Via de regra concebemos a satisfação sexual como o forte atrativo de outra relação mais importante: a união de duas pessoas sob o mesmo teto. O mundo prega isso a todo instante. Defende a insaciável busca pelo prazer pleno. Será mesmo assim?
Por instantes, veja com os meus olhos. Dalva nunca amou verdadeiramente a Luís, criou um vínculo de aparência e suportou a necessidade sexual dele, tal qual aprendera em casa. Um dia despertou para o mundo, já livre das obrigações domésticas que a amarravam aos protocolos. Notou-se mulher, perfumou-se, admirou-se ao constatar sua potencialidade em beleza física e deu aquele trato na embalagem. Para não violar o ensinamento materno, buscou primeiro a satisfação sexual junto ao esposo. Percebeu que ele realmente não a desejava. Olhou ao redor e descobriu quem a desejava como mulher, sem vínculos, por óbvio. Mais uma vez sem amor porque amar não faz parte do modus operandi da mente dela. Sentiu prazer. Gostou. Manteve-se assim. Dupla felicidade: tesão e vingança desferida diretamente contra o marido que sempre a traiu descaradamente. Interessante.

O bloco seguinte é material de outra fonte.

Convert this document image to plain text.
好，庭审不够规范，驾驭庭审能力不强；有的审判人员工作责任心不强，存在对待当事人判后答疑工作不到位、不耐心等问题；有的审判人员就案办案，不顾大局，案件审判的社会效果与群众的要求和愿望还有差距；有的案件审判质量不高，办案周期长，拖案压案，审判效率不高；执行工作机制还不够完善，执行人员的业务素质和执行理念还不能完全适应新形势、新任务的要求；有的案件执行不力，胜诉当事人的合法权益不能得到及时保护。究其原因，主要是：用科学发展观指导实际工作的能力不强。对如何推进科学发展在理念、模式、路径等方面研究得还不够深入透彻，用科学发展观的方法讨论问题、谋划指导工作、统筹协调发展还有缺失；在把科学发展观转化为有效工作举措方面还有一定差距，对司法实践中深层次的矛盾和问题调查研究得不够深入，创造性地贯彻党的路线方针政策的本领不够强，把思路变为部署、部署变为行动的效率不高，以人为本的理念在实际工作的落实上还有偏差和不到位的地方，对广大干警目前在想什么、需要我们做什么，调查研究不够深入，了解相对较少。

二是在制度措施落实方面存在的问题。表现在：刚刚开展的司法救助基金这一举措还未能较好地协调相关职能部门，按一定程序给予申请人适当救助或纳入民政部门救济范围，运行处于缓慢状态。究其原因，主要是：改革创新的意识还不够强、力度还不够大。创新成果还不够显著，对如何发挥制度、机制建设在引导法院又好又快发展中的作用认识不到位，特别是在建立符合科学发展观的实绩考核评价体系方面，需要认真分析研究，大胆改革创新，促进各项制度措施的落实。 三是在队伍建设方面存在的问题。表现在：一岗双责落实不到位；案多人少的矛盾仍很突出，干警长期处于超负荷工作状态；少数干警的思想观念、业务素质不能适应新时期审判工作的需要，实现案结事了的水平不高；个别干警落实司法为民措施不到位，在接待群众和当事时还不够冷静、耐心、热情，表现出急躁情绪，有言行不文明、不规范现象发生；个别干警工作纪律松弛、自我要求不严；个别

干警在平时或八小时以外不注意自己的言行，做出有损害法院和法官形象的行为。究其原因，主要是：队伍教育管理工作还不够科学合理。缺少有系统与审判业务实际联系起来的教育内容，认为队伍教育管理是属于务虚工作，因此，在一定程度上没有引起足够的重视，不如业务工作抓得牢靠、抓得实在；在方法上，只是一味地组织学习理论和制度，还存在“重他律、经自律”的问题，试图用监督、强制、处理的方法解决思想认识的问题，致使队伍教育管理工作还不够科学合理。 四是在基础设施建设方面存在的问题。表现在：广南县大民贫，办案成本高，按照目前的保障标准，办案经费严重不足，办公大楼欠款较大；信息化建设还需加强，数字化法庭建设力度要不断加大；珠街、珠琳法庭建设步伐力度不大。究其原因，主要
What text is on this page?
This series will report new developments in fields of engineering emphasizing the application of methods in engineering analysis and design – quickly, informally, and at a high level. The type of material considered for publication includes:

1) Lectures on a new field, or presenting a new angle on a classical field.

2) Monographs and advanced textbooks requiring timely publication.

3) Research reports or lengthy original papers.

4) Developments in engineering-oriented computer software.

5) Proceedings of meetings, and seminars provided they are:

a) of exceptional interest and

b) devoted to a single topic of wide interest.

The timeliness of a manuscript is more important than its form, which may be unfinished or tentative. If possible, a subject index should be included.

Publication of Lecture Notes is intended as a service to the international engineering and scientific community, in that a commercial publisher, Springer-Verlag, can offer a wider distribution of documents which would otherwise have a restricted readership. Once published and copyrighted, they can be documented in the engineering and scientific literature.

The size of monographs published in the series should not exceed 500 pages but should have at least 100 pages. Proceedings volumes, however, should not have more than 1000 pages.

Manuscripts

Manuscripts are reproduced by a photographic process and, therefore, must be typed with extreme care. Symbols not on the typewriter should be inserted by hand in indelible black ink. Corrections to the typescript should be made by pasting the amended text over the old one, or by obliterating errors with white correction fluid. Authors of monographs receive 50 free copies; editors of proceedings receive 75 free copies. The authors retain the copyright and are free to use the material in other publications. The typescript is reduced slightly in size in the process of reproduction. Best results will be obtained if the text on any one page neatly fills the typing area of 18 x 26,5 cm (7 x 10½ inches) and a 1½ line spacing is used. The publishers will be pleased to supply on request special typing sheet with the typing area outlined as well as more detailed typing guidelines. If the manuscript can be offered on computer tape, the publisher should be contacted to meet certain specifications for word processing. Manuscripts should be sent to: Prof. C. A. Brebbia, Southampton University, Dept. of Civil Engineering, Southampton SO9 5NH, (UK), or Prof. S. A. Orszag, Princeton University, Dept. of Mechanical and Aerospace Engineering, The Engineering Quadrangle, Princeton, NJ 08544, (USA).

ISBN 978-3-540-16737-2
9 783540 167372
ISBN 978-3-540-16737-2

Já o casal Olga e Carlos estão mergulhados em outro universo. Conhecem o amor, a vida não lhes deu muita trégua, como, aliás, nunca dá àqueles que não dispõem de posses materiais imediatas e trabalham para alcançarem alguma estabilidade financeira. No entanto, amor sempre existiu.
Questão básica: qual o objetivo do "casamento"? Satisfação sexual absoluta ou todos aqueles fatores que se associam, inclusive o sexo, tornando duas pessoas tão intimas a ponto de serem indispensáveis uma a outra?
Minha opinião? O corpo amadurece, a pele enruga, o desejo sexual pode arrefecer primeiro em um dos dois, as vezes, contrapondo-se à aceleração do desejo que afeta ao outro. Pensando assim, concluo que casar é mais do que transar. Onde não há empatia verdadeira, companheirismo e solidariedade recíproca não existe casamento efetivo.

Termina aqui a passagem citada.